一场代号为“TrapDoor”的协调供应链攻击，正在颠覆开源安全领域的既有认知。攻击者首次将AI代码助手——包括Claude Code和Cursor——作为攻击面，通过操纵开发者信任的AI配置文件，实现隐蔽的恶意命令执行。这是安全行业有史以来首次记录到针对AI智能体工作流的系统性攻击。

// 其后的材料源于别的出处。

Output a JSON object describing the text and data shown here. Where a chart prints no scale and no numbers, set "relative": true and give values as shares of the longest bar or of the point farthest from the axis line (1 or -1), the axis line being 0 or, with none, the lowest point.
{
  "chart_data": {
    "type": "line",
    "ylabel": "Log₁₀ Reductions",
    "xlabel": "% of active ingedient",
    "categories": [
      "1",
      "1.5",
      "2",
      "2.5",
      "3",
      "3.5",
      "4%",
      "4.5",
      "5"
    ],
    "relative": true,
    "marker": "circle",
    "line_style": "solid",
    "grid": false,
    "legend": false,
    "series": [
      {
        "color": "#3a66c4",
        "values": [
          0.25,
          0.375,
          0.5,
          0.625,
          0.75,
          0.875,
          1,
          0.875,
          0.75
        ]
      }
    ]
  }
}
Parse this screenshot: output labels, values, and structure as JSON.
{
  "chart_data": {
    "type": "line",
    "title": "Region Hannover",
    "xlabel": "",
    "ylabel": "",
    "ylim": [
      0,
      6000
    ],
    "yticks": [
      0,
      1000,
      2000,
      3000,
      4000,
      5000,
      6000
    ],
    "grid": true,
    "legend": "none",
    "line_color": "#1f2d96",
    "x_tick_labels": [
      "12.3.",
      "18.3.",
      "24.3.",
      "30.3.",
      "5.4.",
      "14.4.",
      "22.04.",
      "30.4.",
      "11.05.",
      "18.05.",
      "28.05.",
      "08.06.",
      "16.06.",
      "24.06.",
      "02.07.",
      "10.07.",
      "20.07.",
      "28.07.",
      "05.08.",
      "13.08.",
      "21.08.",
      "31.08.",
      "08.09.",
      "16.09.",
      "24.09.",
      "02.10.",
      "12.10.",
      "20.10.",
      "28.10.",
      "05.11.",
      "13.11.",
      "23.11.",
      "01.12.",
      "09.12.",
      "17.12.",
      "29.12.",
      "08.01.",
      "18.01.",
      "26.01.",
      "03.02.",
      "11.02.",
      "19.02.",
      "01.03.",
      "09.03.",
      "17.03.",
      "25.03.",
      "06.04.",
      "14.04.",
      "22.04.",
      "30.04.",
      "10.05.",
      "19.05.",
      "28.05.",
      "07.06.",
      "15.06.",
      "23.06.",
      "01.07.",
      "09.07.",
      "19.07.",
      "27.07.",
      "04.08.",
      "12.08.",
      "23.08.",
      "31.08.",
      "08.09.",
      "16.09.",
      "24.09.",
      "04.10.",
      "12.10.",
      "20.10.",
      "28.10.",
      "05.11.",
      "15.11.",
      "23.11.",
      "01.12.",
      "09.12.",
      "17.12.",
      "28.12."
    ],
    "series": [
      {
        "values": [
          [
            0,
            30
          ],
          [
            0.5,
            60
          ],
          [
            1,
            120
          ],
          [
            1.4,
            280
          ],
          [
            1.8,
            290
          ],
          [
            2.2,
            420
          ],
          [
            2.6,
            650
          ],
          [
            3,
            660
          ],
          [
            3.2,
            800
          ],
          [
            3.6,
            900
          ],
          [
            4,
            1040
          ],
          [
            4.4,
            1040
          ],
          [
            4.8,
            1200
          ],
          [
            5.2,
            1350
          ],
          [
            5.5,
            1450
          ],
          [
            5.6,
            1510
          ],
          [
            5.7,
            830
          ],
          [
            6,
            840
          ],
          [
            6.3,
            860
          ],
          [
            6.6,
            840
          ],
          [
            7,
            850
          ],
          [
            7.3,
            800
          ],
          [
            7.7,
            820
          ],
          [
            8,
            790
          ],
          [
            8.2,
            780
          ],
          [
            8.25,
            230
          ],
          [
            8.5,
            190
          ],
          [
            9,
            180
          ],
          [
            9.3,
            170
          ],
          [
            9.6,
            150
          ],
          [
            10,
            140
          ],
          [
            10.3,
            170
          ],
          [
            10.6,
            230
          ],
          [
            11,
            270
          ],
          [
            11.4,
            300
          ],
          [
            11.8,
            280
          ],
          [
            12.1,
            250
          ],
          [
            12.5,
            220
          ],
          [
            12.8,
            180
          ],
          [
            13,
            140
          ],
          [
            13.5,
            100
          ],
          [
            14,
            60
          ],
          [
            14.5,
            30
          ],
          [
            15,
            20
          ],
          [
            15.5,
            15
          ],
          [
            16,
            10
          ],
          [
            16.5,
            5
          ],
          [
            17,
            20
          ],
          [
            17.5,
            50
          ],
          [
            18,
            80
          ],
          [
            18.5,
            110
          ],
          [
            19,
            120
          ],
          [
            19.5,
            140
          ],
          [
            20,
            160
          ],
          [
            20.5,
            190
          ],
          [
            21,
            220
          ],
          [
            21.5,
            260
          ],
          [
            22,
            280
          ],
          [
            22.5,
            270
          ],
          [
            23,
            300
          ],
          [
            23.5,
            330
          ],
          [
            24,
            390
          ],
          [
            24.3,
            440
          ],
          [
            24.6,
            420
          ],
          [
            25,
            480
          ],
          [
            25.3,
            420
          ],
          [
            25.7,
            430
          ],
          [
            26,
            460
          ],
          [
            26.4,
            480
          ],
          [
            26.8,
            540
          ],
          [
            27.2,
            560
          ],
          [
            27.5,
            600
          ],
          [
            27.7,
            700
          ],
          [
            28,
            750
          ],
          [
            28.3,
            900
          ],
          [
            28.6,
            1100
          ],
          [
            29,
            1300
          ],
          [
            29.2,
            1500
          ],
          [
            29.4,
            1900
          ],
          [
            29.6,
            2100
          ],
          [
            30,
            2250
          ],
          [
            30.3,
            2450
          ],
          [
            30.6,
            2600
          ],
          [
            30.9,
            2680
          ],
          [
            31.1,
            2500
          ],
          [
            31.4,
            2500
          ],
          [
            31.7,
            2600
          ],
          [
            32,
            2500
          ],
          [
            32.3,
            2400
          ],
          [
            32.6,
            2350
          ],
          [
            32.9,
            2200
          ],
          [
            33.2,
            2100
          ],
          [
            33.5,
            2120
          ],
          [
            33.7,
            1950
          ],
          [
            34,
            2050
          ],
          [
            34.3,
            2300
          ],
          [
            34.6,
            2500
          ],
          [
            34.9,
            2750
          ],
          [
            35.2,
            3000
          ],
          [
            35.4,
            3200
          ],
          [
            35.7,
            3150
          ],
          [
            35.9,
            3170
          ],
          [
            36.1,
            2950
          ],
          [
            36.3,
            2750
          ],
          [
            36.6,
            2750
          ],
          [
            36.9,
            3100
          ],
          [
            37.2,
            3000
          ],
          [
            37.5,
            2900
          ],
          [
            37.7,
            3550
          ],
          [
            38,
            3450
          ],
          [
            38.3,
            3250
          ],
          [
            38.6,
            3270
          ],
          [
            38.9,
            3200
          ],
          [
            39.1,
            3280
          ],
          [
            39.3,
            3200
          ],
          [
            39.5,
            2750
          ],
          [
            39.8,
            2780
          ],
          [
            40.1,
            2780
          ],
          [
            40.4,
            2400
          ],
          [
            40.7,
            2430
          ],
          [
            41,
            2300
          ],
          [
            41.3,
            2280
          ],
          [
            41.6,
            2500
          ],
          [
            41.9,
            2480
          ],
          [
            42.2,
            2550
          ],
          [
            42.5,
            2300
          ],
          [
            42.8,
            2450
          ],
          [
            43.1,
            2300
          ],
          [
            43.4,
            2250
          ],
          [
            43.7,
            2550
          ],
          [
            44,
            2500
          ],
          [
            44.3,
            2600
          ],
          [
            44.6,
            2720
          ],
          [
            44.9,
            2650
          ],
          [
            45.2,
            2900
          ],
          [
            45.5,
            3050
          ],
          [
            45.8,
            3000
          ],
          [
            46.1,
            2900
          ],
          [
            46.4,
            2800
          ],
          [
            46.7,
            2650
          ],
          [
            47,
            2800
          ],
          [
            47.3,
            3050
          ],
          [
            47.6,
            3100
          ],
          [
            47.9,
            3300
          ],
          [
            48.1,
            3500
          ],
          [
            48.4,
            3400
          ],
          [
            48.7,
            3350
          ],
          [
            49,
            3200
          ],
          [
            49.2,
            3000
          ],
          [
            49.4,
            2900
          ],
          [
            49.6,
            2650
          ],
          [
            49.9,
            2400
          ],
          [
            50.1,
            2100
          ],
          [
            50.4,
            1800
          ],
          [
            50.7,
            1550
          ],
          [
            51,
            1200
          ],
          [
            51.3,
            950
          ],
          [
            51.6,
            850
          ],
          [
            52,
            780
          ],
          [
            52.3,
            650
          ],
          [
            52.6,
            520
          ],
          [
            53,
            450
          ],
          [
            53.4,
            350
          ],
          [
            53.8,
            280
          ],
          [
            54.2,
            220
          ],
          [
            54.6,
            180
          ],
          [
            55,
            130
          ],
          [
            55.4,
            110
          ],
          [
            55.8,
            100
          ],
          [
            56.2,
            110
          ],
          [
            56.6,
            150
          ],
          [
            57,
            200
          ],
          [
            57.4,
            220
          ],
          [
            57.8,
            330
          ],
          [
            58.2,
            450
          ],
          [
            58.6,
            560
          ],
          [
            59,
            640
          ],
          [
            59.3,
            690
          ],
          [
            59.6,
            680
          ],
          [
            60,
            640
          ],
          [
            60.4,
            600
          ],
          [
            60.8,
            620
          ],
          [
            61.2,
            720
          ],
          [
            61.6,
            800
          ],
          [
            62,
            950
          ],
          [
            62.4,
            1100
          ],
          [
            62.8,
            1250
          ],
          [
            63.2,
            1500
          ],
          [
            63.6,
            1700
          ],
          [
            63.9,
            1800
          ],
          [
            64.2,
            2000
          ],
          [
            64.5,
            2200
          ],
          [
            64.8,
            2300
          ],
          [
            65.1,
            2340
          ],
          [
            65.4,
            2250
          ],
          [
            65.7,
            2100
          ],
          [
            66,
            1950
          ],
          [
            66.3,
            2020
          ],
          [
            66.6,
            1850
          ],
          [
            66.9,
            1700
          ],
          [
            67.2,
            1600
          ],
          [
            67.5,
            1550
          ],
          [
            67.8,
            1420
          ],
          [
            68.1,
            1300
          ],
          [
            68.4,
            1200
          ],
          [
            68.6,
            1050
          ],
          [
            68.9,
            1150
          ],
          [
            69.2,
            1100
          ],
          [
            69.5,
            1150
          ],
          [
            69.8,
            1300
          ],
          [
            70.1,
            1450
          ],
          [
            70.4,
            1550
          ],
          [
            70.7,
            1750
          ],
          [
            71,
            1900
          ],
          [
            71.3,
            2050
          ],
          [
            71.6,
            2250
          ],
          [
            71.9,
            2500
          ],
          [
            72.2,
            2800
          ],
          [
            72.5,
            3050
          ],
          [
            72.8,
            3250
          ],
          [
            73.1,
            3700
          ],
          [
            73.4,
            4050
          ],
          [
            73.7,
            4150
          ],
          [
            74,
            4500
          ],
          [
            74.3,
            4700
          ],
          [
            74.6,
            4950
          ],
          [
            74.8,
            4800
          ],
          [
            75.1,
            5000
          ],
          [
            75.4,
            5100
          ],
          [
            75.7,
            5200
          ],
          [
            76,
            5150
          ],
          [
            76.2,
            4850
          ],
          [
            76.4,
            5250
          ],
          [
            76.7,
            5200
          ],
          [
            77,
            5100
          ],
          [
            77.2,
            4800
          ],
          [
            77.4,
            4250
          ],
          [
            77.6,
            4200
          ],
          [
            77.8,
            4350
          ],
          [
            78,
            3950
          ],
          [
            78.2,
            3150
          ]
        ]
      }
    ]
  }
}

本次攻击覆盖了npm、PyPI和Crates.io三大主流包管理器，共发现34个恶意包。攻击目标高度精准：加密货币开发者、AI工程师和安全研究人员持有的钱包文件、SSH密钥和云服务凭证。攻击者通过向流行的开源项目提交Pull Request，注入被精心篡改的CLAUDE.md和.cursorrules配置文件。

攻击的核心机制在于：当开发者克隆包含这些恶意配置的仓库，并启动Claude Code或Cursor等AI助手时，智能体会将这些文件视为可信指令集加以执行。这并非传统的代码注入或者软件依赖劫持，而是一种更恶劣的“信任链污染”——攻击者并不直接修改执行代码，而是操纵AI助手对开发者行为的理解。开发者可能在毫不知情的情况下，被AI助手引导执行恶意命令，泄露敏感信息。

与过去依赖后端服务器、编译环节或软件提权的供应链攻击不同，“TrapDoor”利用了AI智能体特有的“规则引擎信任模型”。在传统的开发流程中，配置文件通常只影响编辑器外观或lint规则，而非实际执行来源。但AI助手的工作流将配置文件提升到了“可编程指令集”的地位，赋予了它们隐式的执行权限。这一转变尚未被大多数开发者及安全团队充分认知。

Socket安全研究人员提供了详尽的技术分析，包括恶意包列表、可展开的IOCs以及攻击者托管的后端基础设施。值得注意的是，所有恶意包和Payload基础设施均在攻击被发现后迅速下线，但其中部分代码仍可通过缓存或其他镜像访问。

对于使用Claude Code、Cursor或任何依赖.cursorrules及CLAUDE.md作为行为指导的AI助手的开发者，立即采取防御措施至关重要：

• 对代码仓库中的所有配置文件实施严格审查，特别是来自非受信提交者的Pull Request。
• 为AI助手启用手动确认模式，避免自动执行任何可能修改文件或网络的指令。
• 在团队中建立“AI配置文件审计”流程，将其纳入代码审查的硬性环节。

“TrapDoor”攻击反映了AI工具化带来的新安全挑战：当开发者信任AI的“建议”时，也无形中为攻击者打开了一扇后门。未来，对AI工作流的运行时监控和漏洞供应链管理，将成为每个技术团队必须正视的安全议题。